Congreso de Puebla aprueba hasta 15 años de cárcel por matrimonio infantil y cohabitación forzada

En un paso histórico para la protección de la infancia, el Congreso del Estado de Puebla aprobó por unanimidad reformas al Código Penal que castigan con penas de hasta 15 años de prisión a quien obligue, coaccione, induzca o gestione la cohabitación forzada de menores de edad, una práctica comúnmente conocida como “matrimonio infantil”.
La modificación legal sanciona penalmente a quienes involucren a personas menores de 18 años, o a personas sin capacidad de comprender el hecho, en uniones de hecho, informales o consensuadas que resulten equiparables al matrimonio.
Con esta resolución, Puebla se convierte en la entidad número 13 a nivel nacional en legislar formalmente contra esta problemática, alineándose con estados como Guerrero, Chihuahua, el Estado de México, entre otros, y logrando una armonización con el Código Penal Federal.
El nuevo marco legal establece que las penas base irán de los 8 a los 15 años de prisión, acompañadas de multas que oscilan entre los mil y 2 mil 500 días de salario. Asimismo, la ley contempla agravantes que incrementarán el castigo cuando las víctimas pertenezcan a pueblos o comunidades indígenas y afromexicanas, o bien, cuando se trate de personas con discapacidad.
La iniciativa, inspirada en la lucha y activismo de la exdiputada federal panista Eufrosina Cruz Mendoza, busca erradicar una práctica que históricamente ha vulnerado los derechos humanos, especialmente bajo el cobijo de supuestos “usos y costumbres”.
“Esta es una de las reformas de mayor trascendencia de esta legislatura. Se logra por la determinación de mujeres valientes. Hubo años de silencios y omisiones institucionales.

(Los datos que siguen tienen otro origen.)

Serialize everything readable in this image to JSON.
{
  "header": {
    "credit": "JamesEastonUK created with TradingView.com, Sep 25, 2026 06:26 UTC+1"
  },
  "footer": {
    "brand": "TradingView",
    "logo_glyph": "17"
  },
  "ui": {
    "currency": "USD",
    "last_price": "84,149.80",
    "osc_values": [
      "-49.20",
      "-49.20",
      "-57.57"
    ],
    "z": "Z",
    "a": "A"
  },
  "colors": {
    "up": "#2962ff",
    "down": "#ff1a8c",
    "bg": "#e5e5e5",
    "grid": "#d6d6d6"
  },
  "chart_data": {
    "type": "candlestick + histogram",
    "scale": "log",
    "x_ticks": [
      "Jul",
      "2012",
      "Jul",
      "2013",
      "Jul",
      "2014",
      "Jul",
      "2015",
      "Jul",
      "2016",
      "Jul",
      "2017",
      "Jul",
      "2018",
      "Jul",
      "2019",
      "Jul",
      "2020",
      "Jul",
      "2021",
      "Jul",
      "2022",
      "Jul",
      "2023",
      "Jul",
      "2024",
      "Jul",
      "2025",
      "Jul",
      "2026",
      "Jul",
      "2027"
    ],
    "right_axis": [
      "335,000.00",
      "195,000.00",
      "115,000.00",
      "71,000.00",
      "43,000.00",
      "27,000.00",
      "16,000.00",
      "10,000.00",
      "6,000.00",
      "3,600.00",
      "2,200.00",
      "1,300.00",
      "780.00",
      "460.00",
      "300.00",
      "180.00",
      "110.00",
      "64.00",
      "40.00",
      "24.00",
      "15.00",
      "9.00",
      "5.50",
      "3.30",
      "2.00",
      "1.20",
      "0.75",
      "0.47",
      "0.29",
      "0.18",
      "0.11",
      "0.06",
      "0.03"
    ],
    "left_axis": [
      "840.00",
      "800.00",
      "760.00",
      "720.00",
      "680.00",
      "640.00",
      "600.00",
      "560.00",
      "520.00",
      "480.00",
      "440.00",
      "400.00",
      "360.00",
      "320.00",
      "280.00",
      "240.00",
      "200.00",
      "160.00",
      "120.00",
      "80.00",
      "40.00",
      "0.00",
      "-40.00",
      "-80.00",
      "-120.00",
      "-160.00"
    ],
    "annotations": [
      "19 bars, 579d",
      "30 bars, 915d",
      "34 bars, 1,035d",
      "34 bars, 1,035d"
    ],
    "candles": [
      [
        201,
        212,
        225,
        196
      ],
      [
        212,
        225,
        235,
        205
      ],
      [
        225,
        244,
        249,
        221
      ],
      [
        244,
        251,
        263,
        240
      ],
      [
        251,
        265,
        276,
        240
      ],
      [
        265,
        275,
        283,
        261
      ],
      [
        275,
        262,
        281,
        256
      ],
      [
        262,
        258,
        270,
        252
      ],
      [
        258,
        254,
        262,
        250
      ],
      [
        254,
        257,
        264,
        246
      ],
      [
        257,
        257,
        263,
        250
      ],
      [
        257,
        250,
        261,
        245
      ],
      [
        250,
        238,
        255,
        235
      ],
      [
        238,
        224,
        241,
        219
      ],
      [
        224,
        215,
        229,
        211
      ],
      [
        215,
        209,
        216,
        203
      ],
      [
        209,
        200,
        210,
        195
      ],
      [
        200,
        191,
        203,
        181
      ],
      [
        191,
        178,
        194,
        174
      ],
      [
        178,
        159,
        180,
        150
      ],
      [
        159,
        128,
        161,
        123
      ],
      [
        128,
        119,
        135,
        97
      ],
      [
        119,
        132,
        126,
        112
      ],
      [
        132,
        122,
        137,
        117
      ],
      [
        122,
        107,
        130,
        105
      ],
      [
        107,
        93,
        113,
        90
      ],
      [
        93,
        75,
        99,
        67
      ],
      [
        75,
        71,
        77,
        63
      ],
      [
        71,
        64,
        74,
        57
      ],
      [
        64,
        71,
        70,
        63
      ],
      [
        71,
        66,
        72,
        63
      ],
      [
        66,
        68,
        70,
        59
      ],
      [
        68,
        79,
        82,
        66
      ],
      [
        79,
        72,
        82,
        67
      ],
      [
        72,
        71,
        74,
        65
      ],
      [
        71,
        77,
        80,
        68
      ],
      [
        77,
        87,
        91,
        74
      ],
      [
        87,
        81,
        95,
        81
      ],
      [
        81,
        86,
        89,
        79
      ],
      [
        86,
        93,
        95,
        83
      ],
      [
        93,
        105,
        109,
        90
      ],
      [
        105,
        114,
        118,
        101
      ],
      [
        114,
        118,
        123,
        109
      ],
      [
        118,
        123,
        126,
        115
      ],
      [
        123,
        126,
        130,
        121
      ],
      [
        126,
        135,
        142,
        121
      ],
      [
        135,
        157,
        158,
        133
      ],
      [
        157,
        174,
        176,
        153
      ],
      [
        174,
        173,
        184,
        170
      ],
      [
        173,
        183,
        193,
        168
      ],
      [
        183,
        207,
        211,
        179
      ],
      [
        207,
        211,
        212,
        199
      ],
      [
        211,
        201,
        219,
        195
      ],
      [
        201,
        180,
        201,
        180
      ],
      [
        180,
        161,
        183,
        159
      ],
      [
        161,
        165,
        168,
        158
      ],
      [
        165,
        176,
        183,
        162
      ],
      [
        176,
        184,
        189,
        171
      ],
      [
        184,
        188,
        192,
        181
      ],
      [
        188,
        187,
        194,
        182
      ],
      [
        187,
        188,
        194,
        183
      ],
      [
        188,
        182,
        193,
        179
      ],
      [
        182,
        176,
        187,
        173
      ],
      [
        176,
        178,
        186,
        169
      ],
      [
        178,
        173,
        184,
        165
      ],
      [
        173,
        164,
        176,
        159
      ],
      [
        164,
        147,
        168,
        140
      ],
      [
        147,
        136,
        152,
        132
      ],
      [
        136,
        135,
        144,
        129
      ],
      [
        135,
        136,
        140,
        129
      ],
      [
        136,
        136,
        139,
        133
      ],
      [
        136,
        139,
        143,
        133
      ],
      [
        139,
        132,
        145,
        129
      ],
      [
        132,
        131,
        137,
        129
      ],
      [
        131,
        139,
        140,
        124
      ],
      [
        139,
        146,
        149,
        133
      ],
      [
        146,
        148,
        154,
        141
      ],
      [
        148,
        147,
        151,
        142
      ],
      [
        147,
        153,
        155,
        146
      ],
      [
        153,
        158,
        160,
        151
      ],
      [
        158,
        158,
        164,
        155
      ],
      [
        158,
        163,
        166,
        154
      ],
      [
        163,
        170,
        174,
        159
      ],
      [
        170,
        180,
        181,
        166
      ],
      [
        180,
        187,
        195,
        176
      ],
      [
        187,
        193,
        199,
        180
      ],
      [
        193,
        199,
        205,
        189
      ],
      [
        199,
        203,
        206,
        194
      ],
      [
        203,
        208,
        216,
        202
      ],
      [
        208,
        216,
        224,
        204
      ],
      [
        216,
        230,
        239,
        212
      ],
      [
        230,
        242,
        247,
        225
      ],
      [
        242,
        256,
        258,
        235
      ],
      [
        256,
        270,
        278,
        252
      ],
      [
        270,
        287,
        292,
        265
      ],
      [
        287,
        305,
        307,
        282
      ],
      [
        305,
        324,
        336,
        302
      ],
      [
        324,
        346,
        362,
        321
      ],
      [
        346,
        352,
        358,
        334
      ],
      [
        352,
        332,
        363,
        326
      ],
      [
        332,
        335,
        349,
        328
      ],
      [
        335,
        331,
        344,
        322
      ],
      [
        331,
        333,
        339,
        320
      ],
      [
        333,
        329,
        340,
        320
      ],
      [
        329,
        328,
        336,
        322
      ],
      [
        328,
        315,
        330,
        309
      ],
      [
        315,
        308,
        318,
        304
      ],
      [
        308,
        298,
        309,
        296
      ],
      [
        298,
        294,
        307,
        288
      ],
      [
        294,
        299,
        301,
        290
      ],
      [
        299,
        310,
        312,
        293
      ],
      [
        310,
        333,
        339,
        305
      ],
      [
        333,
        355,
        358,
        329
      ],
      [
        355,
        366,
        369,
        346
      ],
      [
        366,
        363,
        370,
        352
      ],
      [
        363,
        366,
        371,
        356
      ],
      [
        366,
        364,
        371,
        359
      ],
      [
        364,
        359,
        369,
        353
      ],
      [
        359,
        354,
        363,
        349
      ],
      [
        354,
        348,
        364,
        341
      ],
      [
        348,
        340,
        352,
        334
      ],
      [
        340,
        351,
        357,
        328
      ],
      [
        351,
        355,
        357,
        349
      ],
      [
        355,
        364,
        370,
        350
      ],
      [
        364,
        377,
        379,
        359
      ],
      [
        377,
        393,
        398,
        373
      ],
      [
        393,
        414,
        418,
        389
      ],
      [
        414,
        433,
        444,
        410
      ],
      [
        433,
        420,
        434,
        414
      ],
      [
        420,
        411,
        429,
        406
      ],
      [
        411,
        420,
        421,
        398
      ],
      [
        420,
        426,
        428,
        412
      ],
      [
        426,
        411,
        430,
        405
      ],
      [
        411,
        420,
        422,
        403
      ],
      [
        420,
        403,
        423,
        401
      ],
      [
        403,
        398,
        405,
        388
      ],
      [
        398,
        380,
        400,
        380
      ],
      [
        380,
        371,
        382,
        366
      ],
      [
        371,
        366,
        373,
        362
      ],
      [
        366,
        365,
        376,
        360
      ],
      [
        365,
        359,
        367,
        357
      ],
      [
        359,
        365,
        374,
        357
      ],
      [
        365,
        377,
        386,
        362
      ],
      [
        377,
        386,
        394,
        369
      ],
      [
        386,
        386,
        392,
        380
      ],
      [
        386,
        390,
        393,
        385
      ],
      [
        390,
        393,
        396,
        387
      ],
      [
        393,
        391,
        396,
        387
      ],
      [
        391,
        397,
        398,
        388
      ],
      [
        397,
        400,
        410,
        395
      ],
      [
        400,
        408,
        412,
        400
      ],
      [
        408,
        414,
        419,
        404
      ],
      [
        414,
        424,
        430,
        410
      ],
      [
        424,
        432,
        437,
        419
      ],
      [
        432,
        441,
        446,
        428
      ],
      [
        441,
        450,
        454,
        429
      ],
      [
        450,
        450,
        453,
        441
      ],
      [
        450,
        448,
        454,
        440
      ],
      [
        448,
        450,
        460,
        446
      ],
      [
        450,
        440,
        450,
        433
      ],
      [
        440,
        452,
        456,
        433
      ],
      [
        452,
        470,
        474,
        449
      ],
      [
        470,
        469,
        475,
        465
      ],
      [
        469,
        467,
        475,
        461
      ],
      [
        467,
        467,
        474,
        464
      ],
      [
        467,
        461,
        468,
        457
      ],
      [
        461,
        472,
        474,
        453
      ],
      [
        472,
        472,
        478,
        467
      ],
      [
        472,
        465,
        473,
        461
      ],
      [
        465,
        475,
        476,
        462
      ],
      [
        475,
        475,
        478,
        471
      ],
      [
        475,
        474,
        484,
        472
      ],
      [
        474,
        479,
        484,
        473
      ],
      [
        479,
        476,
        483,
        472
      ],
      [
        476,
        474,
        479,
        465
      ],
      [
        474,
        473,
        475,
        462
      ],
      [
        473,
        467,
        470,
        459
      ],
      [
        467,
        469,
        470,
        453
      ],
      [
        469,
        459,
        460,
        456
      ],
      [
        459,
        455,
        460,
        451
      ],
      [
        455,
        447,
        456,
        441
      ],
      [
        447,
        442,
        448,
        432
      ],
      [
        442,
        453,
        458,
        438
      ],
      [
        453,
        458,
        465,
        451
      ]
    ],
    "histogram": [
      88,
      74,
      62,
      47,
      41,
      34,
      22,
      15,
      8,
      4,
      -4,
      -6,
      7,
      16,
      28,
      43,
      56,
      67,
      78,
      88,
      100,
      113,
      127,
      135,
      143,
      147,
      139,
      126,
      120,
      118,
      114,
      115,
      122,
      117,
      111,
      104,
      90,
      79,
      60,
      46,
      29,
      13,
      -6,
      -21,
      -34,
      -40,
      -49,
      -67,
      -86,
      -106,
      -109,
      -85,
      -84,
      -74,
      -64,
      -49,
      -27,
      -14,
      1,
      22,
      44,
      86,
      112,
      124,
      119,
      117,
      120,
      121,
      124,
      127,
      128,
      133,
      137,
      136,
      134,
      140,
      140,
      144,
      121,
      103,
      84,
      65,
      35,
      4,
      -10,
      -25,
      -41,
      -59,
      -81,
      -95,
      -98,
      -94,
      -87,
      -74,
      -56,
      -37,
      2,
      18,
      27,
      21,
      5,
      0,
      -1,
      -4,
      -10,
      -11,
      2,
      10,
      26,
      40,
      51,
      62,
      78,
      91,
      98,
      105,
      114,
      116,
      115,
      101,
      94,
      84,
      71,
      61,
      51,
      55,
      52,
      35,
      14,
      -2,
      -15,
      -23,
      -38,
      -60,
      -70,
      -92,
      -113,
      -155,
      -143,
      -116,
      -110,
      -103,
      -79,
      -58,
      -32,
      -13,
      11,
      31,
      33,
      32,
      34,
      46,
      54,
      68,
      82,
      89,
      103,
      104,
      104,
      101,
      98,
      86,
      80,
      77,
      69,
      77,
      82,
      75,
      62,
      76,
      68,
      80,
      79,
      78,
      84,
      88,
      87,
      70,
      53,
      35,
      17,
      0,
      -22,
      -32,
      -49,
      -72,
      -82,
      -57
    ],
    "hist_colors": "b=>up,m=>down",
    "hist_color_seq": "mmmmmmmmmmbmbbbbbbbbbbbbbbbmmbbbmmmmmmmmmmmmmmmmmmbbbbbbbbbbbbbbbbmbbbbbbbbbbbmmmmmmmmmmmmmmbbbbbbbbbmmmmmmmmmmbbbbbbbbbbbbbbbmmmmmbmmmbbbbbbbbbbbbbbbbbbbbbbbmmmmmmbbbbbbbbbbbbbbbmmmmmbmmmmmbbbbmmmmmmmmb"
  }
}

Durante mucho tiempo se quiso justificar como costumbre”, afirmó en tribuna la diputada panista Susana Riestra Piña.
Al respecto Riestra Piña alertó que tan solo en el año 2024, más de 89 mil niñas y adolescentes se convirtieron en madres, de las cuales casi 6 mil tenían apenas entre 10 y 14 años de edad.
“Se trata de infancias interrumpidas. Miles de niñas fueron obligadas a dejar la escuela y asumir una vida adulta para la que no estaban preparadas. Las niñas son niñas, no son esposas ni madres”, sentenció.
Su posicionamiento fue respaldada por diferentes frentes políticos siendo las diputadas Azucena Rosas Tapia de Morena y Norma Estela Pimentel del PVEM quienes secundaron los argumentos en tribuna y coincidiendo en la necesidad de desmantelar la normalización de la violencia contra las menores.